Several years ago, my wife and daughter took some old reel-to-reel tapes of my ‘60s rock band in Germany to be digitized onto CDs to surprise me on my birthday. The young man who owned the studio, here in Ra’anana, Israel, was a clean cut, well-dressed,
A number of female teachers have made the news as pedophile molesters in the last couple of years. Do you imagine that there are fewer male teacher molesters than female teachers, or pedophile priests? Do you teach your child to obey the teacher? Today’s child must learn the teachers’ boundaries, when they respect them and when they should say no and run away shouting for help.
You may think your child won’t talk to strangers. But when an average-looking stranger walks up and announces that you’ve been injured in an accident, assures your child that he’s an off-duty police officer and will take him to see you in the hospital — where you’re injured, crying and asking for him — do you still think the child, suddenly without his mother, won’t go with him to see his injured and crying mother? Have you prepared your child for that kind of ruse? Have you given him a secret word or phrase — neither obvious nor hard to remember — that only you and the child know so your child can spot a false story and run away shouting for help? Do you review the secret phrase regularly? Do you, both parents, have a photo, not more than 3-6 months old, of each child; with you at all times?

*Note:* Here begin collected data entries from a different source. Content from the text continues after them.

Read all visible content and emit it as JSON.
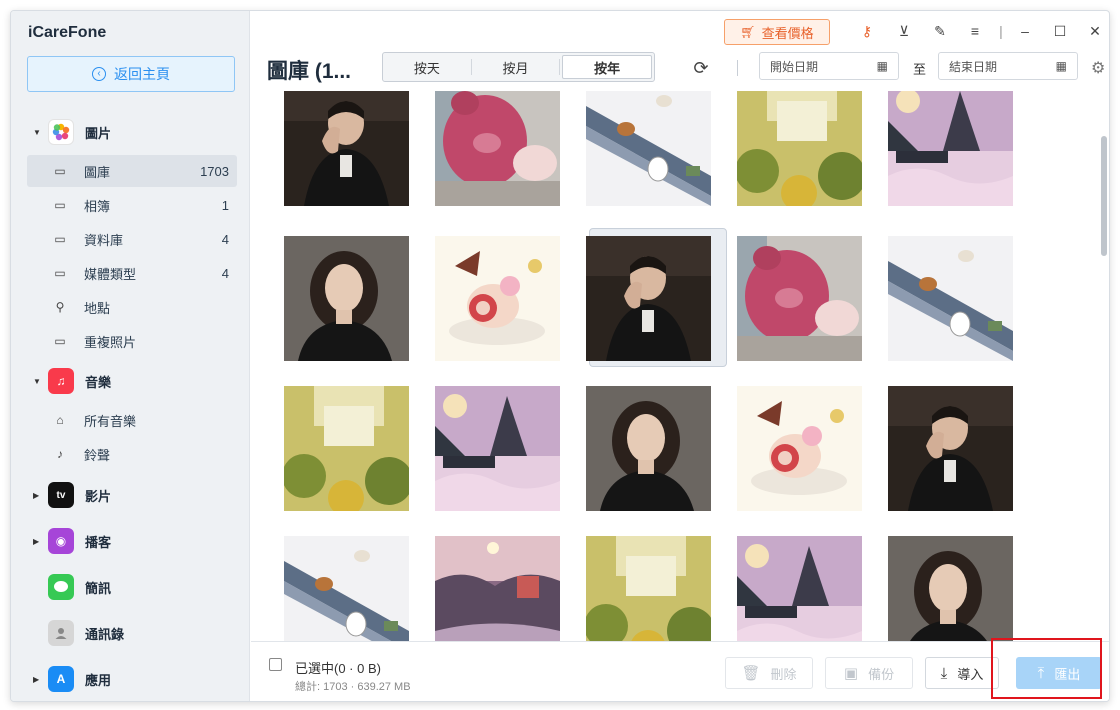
{
  "app": {
    "name": "iCareFone"
  },
  "sidebar": {
    "back_label": "返回主頁",
    "groups": [
      {
        "label": "圖片",
        "icon": "photos-app-icon"
      },
      {
        "label": "音樂",
        "icon": "music-app-icon"
      },
      {
        "label": "影片",
        "icon": "tv-app-icon"
      },
      {
        "label": "播客",
        "icon": "podcasts-app-icon"
      },
      {
        "label": "簡訊",
        "icon": "messages-app-icon"
      },
      {
        "label": "通訊錄",
        "icon": "contacts-app-icon"
      },
      {
        "label": "應用",
        "icon": "app-store-icon"
      }
    ],
    "photo_items": [
      {
        "label": "圖庫",
        "count": "1703",
        "icon": "image-icon"
      },
      {
        "label": "相簿",
        "count": "1",
        "icon": "album-icon"
      },
      {
        "label": "資料庫",
        "count": "4",
        "icon": "library-icon"
      },
      {
        "label": "媒體類型",
        "count": "4",
        "icon": "video-camera-icon"
      },
      {
        "label": "地點",
        "count": "",
        "icon": "location-pin-icon"
      },
      {
        "label": "重複照片",
        "count": "",
        "icon": "duplicate-photos-icon"
      }
    ],
    "music_items": [
      {
        "label": "所有音樂",
        "icon": "house-icon"
      },
      {
        "label": "鈴聲",
        "icon": "bell-icon"
      }
    ],
    "tv_icon_text": "tv"
  },
  "titlebar": {
    "price_label": "查看價格"
  },
  "toolbar": {
    "title": "圖庫 (1...",
    "segments": [
      "按天",
      "按月",
      "按年"
    ],
    "active_segment": "按年",
    "start_date_placeholder": "開始日期",
    "to_label": "至",
    "end_date_placeholder": "結束日期"
  },
  "footer": {
    "selected_text": "已選中(0 · 0 B)",
    "total_text": "總計: 1703 · 639.27 MB",
    "delete_label": "刪除",
    "backup_label": "備份",
    "import_label": "導入",
    "export_label": "匯出"
  },
  "colors": {
    "accent": "#2a8ff0",
    "price_orange": "#e8622c",
    "highlight_red": "#e0151d",
    "export_disabled": "#a8d4f8"
  }
}
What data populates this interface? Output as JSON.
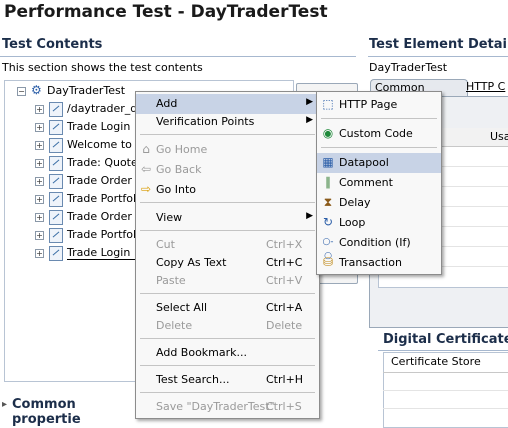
{
  "title": "Performance Test - DayTraderTest",
  "test_contents": {
    "heading": "Test Contents",
    "description": "This section shows the test contents",
    "root": "DayTraderTest",
    "items": [
      "/daytrader_d",
      "Trade Login",
      "Welcome to D",
      "Trade: Quote",
      "Trade Order i",
      "Trade Portfoli",
      "Trade Order i",
      "Trade Portfoli",
      "Trade Login {"
    ],
    "add_button": "Add"
  },
  "common_properties": "Common propertie",
  "test_element_details": {
    "heading": "Test Element Details",
    "name": "DayTraderTest",
    "tabs": [
      "Common Options",
      "HTTP C"
    ],
    "grid_col": "Usa"
  },
  "digital_certificates": {
    "heading": "Digital Certificates",
    "column": "Certificate Store"
  },
  "context_menu": {
    "items": [
      {
        "label": "Add",
        "submenu": true,
        "highlight": true
      },
      {
        "label": "Verification Points",
        "submenu": true
      },
      {
        "label": "Go Home",
        "disabled": true,
        "icon": "home-icon"
      },
      {
        "label": "Go Back",
        "disabled": true,
        "icon": "back-arrow-icon"
      },
      {
        "label": "Go Into",
        "icon": "go-into-icon"
      },
      {
        "label": "View",
        "submenu": true
      },
      {
        "label": "Cut",
        "shortcut": "Ctrl+X",
        "disabled": true
      },
      {
        "label": "Copy As Text",
        "shortcut": "Ctrl+C"
      },
      {
        "label": "Paste",
        "shortcut": "Ctrl+V",
        "disabled": true
      },
      {
        "label": "Select All",
        "shortcut": "Ctrl+A"
      },
      {
        "label": "Delete",
        "shortcut": "Delete",
        "disabled": true
      },
      {
        "label": "Add Bookmark..."
      },
      {
        "label": "Test Search...",
        "shortcut": "Ctrl+H"
      },
      {
        "label": "Save \"DayTraderTest\"",
        "shortcut": "Ctrl+S",
        "disabled": true
      }
    ]
  },
  "add_submenu": {
    "items": [
      {
        "label": "HTTP Page",
        "icon": "http-page-icon"
      },
      {
        "label": "Custom Code",
        "icon": "custom-code-icon"
      },
      {
        "label": "Datapool",
        "icon": "datapool-icon",
        "highlight": true
      },
      {
        "label": "Comment",
        "icon": "comment-icon"
      },
      {
        "label": "Delay",
        "icon": "delay-icon"
      },
      {
        "label": "Loop",
        "icon": "loop-icon"
      },
      {
        "label": "Condition (If)",
        "icon": "condition-icon"
      },
      {
        "label": "Transaction",
        "icon": "transaction-icon"
      }
    ]
  }
}
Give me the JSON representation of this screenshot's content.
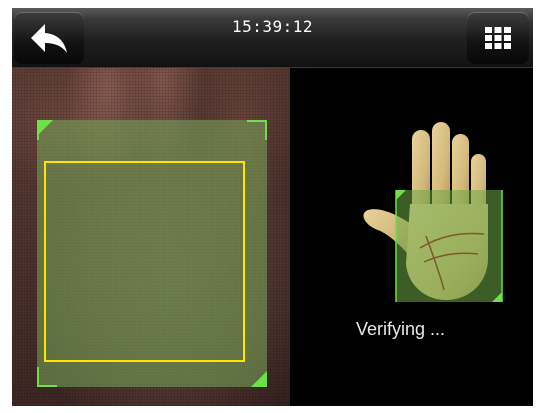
{
  "header": {
    "time": "15:39:12",
    "back_icon": "back-arrow-icon",
    "menu_icon": "grid-menu-icon"
  },
  "verification": {
    "status_text": "Verifying ..."
  },
  "colors": {
    "guide_green": "#6ee04a",
    "capture_box_yellow": "#ffe600",
    "background": "#000000"
  }
}
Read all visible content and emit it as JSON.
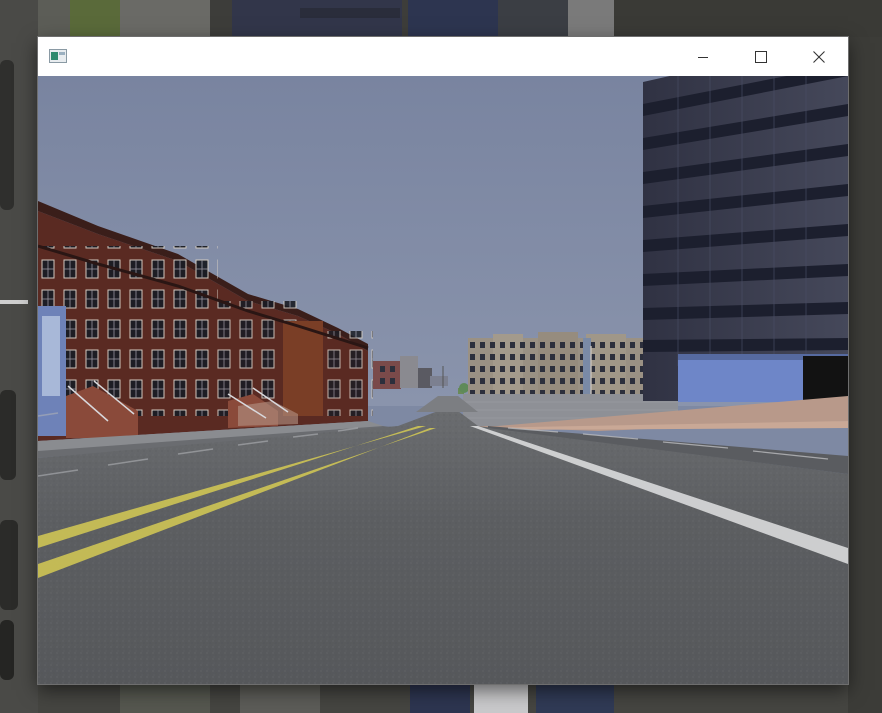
{
  "window": {
    "title": "",
    "icon": "app-window-icon",
    "controls": [
      "minimize-icon",
      "maximize-icon",
      "close-icon"
    ]
  },
  "scene": {
    "description_type": "3d-driving-simulator-camera-view",
    "sky_color": "#7e89a3",
    "road_color": "#5e6063",
    "center_line_color": "#cfc555",
    "lane_line_color": "#d9dadc",
    "brick_color": "#5a2a22",
    "office_tower_color": "#3d3f4d"
  },
  "desktop": {
    "background_color": "#3f3f3b"
  }
}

Another ruse to make your child aware of is the heart-broken person who shows him a photo of a cute puppy that’s lost (or, ironically, perhaps a missing child) and asking your child to help him find the puppy — in the nearby wooded area, vacant building, etc. Other molesters have claimed to be hurt and asked the child for help in getting to a hospital, or that they’ve lost their wallet, a ring or something and need the child’s help finding it. Amazingly, he finds the lost item and, having now established trust, he thanks your child for the help and is happy to give your child a ride home or for an ice cream reward. Every parent needs to read up on the ruses that abductors use and prepare their children how to deal with them. A good place to start is Heidi Search Center, the F.B.I. website and other missing child websites. Protect your child — while you can.